Escape From The Ordinary
By Danielle Augusta Cannon

Perhaps Smith is referencing man’s existential dilemmas. The artist has said: "Through the construction of scale models my work implies narrative. These models represent vessels, characters and environments. The vessels are exacting and precise, yet they are empty, anonymous and unengaged. The peculiar characters are average and ordinary, yet they find themselves caught in dramatic, unresolvable situations." The Fire Escapes may represent society’s inability to remove itself from turmoil and danger – maybe these Fire Escapes speak to a desire for an emotional rescue – an existential reference to man’s inability to "escape" the absurd.
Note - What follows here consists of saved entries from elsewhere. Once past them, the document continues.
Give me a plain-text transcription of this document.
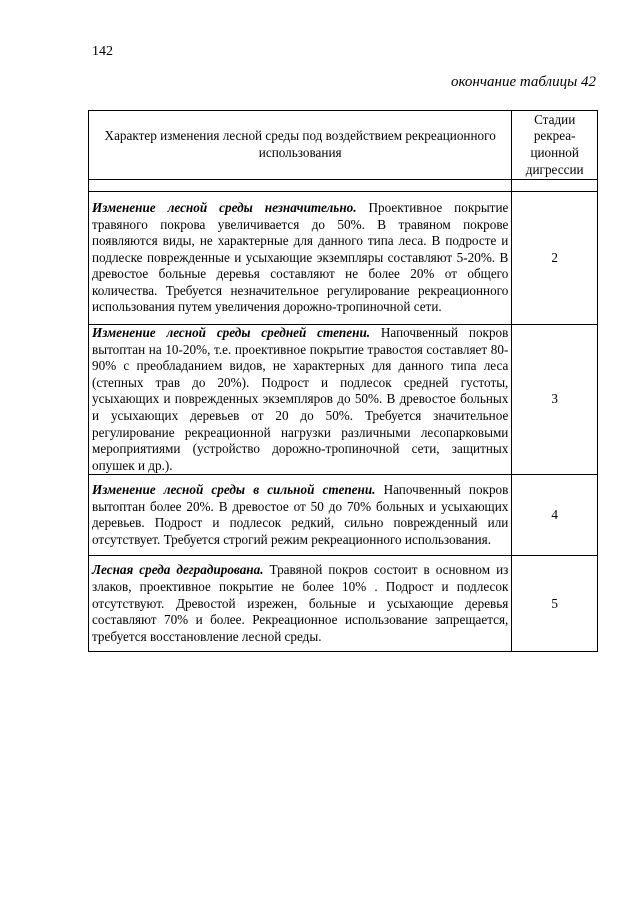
142
окончание таблицы 42
Характер изменения лесной среды под воздействием рекреационного использования	Стадии рекреа-ционной дигрессии

Изменение лесной среды незначительно. Проективное покрытие травяного покрова увеличивается до 50%. В травяном покрове появляются виды, не характерные для данного типа леса. В подросте и подлеске поврежденные и усыхающие экземпляры составляют 5-20%. В древостое больные деревья составляют не более 20% от общего количества. Требуется незначительное регулирование рекреационного использования путем увеличения дорожно-тропиночной сети.	2
Изменение лесной среды средней степени. Напочвенный покров вытоптан на 10-20%, т.е. проективное покрытие травостоя составляет 80-90% с преобладанием видов, не характерных для данного типа леса (степных трав до 20%). Подрост и подлесок средней густоты, усыхающих и поврежденных экземпляров до 50%. В древостое больных и усыхающих деревьев от 20 до 50%. Требуется значительное регулирование рекреационной нагрузки различными лесопарковыми мероприятиями (устройство дорожно-тропиночной сети, защитных опушек и др.).	3
Изменение лесной среды в сильной степени. Напочвенный покров вытоптан более 20%. В древостое от 50 до 70% больных и усыхающих деревьев. Подрост и подлесок редкий, сильно поврежденный или отсутствует. Требуется строгий режим рекреационного использования.	4
Лесная среда деградирована. Травяной покров состоит в основном из злаков, проективное покрытие не более 10% . Подрост и подлесок отсутствуют. Древостой изрежен, больные и усыхающие деревья составляют 70% и более. Рекреационное использование запрещается, требуется восстановление лесной среды.	5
In literature, tangible, familiar imagery has long stood as a metaphor for existential ideas – perhaps Smith’s work is no different. Camus used a rock to portray man’s struggles in The Myth of Sisyphus, where the protagonist must, for all eternity, push a large rock uphill, only to have the boulder inevitably fall back down. Smith’s Fire Escapes 6 and 7 may parallel this inability to break free from the abuses and evils permeating modern culture. Is the artist very cleverly commenting on the way in which people have not only compartmentalized their living spaces, but also their emotions? Smith says: "Lacking certain information such as color, grime, or wear, these objects are, nonetheless, specific in detail. Dilemmas enter into these model worlds. Miniature characters encounter mythic problems of self identity, isolation, and vulnerability." Through Fire Escape 6 and Fire Escape 7, Mike Peter Smith shows the viewer that, often, less really is more.